The San Mateo County Board of Supervisors voted Tuesday to encourage all employers in the county to offer employees the option to work from home and telecommute when feasible.
Supervisors David Canepa and Warren Slocum co-sponsored a resolution, which the board unanimously approved June 30, encouraging telecommuting in an effort to tackle multiple problems.
Residents working from home, Canepa and Slocum argued, can protect themselves from the COVID-19 coronavirus pandemic while also minimizing traffic congestion and reducing carbon emissions from their vehicles.
Canepa noted that the American Lung Association gave the county an "F" for its particulate pollution and a "B" for ozone pollution prior to the pandemic.
However, he argued, following local health orders to stay home during the pandemic could have lasting positive results in the form of reducing pollution in the Bay Area.
"There's a big lesson to learn here: do we return to gridlock or do we look at what is working now ... to come up with new innovative policies to protect the environment," Canepa said.

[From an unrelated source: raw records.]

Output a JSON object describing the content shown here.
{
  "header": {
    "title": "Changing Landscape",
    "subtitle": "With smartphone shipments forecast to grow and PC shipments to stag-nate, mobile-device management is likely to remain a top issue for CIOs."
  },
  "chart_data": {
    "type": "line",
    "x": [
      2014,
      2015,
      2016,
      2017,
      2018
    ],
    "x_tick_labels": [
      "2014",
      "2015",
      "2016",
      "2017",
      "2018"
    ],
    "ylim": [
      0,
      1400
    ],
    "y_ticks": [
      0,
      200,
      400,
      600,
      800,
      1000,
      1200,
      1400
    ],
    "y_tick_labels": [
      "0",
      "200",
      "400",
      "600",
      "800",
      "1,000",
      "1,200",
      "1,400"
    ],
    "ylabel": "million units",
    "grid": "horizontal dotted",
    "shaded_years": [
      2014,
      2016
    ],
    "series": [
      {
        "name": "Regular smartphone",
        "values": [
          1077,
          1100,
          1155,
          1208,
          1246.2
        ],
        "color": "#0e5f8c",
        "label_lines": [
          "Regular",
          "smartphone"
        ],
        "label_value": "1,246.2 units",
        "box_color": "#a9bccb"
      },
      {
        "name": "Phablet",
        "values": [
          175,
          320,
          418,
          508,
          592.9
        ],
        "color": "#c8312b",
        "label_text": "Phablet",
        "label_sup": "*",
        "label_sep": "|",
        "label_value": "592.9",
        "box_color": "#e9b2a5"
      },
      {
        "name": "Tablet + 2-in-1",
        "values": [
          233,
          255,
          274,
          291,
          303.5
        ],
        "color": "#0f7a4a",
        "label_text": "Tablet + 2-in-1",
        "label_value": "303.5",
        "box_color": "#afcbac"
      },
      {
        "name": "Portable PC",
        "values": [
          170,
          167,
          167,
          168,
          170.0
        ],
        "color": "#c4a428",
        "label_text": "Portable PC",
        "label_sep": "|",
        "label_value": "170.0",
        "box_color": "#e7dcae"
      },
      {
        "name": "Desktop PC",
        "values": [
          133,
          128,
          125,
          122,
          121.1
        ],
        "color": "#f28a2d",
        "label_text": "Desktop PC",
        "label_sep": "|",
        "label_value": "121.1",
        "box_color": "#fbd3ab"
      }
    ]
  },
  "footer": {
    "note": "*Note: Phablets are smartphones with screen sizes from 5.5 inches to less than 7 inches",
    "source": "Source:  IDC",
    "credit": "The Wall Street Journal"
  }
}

Slocum argued that local employers should take a cue from technology companies in Silicon Valley and the greater Bay Area who have expanded telecommuting opportunities. In May, Twitter CEO Jack Dorsey told employees they could continue working from home permanently.
"I think it's important that San Mateo County, that we demonstrate leadership on this issue," Slocum said.
San Mateo County Health Chief Louise Rogers told the board that the county is seeing a rise in coronavirus cases that is similar to other parts of the Bay Area that have begun reopening.
The county's 14-day average testing positivity rate is at 4% while the rest of the Bay Area is at 3.4%, according to Rogers. A large number of the county's 3,232 coronavirus cases and 108 deaths are also associated with congregate care facilities and nursing homes.
Rogers added that movement among members of the public has quantifiably reduced and still remains well below what it was before the state and local shelter-in-place orders went into effect in March. While use of public transit has risen since early June, Rogers said, it is still more than 60 percent below the county's baseline prior to the pandemic.
"We've expected, as society loosens, that people will be moving around, we'll see a lot of that activity," Rogers said. "The question in whether we will observe, in our community, that people are respecting the guidance about wearing face coverings, about observing physical distance of at least 6 feet, about avoiding crowds."
"If we don't respect all of those behaviors, we're going to start to see more of a taking off of the numbers that we've now seen in other states," she said.